First Baptist Church

First Baptist Church

(Demolished in 1972)

first baptist church 1910

First Baptist Church c. 1910. Image courtesy Ken Frew

The First Baptist Church of Harrisburg can trace its roots to 1830 when the Rev. Dyer A. Nicols was sent to Harrisburg by the Pennsylvania Baptist Board of Missions to organize a congregation. The church’s first building was on Front Street between Walnut and Locust Streets until 1858 when the much larger church was erected on the northeast corner of N. Second and Pine Streets. Highlighted by a Greek Revival-styled portico and originally planned but never built steeple, this building was present during the Civil War.

The ladies appointed by the First Baptist Church to the original Home for the Friendless Board of Managers in 1866 were Mrs. Eliza Cunkle and Mrs. Christian Frazer.

Further Historical Retrospection

First Baptist founders first met in the Unitarian Church on Locust Street that would later become the Methodist Church in 1837. The first baptism took place there on July 4, 1830. A year later in 1831, the Church that was organized as the First Baptist Mission Church of Harrisburg erected a building on Front Street between Walnut and Pine Streets. This was the congregation’s first home.

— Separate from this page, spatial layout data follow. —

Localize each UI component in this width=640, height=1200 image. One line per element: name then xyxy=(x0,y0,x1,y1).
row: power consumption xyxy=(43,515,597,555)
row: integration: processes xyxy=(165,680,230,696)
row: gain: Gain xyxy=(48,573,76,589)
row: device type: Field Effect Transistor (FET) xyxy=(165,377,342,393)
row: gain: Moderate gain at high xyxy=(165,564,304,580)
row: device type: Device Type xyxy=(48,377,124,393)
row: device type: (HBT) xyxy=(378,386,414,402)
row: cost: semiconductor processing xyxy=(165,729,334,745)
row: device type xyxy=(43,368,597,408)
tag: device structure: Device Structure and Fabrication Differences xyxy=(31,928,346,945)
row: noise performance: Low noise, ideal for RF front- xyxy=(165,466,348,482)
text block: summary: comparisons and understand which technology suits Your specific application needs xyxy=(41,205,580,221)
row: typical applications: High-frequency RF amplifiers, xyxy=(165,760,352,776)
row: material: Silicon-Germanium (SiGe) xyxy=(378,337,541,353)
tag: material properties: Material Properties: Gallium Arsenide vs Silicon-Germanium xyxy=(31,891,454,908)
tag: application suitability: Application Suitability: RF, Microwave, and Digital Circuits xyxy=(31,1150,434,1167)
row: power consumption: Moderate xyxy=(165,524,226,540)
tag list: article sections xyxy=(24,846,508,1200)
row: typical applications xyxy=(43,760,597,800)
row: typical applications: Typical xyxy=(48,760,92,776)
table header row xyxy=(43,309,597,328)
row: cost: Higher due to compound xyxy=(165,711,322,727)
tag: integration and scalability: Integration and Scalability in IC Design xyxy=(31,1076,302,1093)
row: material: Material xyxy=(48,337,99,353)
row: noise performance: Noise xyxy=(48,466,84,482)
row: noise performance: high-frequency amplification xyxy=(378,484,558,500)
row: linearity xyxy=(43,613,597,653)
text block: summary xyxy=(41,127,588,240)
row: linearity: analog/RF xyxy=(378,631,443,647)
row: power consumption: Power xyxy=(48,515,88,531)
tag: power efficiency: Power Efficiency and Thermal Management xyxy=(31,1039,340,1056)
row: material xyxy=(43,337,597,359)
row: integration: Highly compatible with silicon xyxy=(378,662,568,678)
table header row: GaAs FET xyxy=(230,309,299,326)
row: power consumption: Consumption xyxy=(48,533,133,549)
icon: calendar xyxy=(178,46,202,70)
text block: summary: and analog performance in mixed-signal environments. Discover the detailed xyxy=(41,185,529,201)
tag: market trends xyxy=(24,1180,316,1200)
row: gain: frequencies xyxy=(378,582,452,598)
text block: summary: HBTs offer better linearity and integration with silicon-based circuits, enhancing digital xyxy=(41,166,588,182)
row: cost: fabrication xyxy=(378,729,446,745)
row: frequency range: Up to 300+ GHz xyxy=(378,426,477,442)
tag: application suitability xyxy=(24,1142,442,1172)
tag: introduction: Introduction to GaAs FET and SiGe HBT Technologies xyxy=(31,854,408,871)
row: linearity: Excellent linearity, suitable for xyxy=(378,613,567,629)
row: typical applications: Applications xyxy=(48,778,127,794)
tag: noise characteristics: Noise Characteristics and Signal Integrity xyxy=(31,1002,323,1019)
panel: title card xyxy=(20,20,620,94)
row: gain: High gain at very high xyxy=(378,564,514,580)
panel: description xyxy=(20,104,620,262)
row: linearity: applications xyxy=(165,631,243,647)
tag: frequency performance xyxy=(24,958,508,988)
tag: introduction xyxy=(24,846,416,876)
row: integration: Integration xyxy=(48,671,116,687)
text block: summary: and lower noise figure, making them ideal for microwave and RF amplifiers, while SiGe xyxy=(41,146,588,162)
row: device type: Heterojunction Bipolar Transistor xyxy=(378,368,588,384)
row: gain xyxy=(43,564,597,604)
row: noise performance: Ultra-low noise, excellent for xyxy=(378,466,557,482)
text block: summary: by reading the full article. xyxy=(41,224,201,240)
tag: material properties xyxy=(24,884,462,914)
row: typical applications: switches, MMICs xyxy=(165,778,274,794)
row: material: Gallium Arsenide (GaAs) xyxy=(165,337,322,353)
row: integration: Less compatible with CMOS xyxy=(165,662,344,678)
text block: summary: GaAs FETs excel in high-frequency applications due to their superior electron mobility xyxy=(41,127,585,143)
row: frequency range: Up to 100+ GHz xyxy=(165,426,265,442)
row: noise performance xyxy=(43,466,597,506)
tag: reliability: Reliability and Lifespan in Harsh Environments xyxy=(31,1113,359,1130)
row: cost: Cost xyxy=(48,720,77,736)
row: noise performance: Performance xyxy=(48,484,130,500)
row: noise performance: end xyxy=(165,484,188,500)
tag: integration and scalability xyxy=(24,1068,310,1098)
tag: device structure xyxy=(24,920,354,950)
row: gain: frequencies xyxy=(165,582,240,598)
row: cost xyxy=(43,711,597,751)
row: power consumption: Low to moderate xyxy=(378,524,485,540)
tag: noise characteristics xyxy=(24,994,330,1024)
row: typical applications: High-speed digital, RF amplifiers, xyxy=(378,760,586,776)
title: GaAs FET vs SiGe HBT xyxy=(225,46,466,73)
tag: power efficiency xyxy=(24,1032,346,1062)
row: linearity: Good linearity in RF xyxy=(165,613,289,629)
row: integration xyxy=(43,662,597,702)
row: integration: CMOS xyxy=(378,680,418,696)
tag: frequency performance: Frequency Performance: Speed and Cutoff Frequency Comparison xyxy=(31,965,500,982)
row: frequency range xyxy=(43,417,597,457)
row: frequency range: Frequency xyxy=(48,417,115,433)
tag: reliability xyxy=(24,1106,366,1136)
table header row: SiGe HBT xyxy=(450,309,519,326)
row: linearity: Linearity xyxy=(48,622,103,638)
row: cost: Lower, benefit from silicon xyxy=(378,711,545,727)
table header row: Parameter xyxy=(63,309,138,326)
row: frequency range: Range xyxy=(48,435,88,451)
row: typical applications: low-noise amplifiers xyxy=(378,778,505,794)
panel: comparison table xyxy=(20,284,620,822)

Because of its growth in membership, the congregation vacated this building and started on a new one in 1854 on the southeast corner of N. Second and Pine Streets. Designed by Philadelphia architects Joseph C. Hoxie (who also designed Market Square Presbyterian Church) and Norris G. Starkweather, the building was under roof by 1858 but not completed until 1865.

First Baptist Church

Library of Congress, c. 1855

A rendering of this new church appeared on an 1855 map entitled “View of Harrisburg Penn” by J.T. Williams, showed a tremendous steeple and spire on the structure. It appeared this was inspirational in approach because there has been no indication that a spire was ever erected.

While not containing a steeple or spire, the church was nonetheless an important architectural landmark for the period especially as it was highlighted by a prominent Greek Revival-styled portico with Ionic-capped columns and a generous collection of stained-glass windows.

In the latter part of the 20th Century, the Second and Pine Street location became less convenient for a growing population of Baptist congregates. This resulted in the Church moving to the existing Market Street Baptist Church at Fifteenth and Market Streets on Allison Hill. Further, the property at Second and Pine had become more valuable over the years because of the increase in the expansion of the Central Business District. Accordingly, the church building was sold in the early 1970’s and was demolished by 1972 for the erection of a bank building.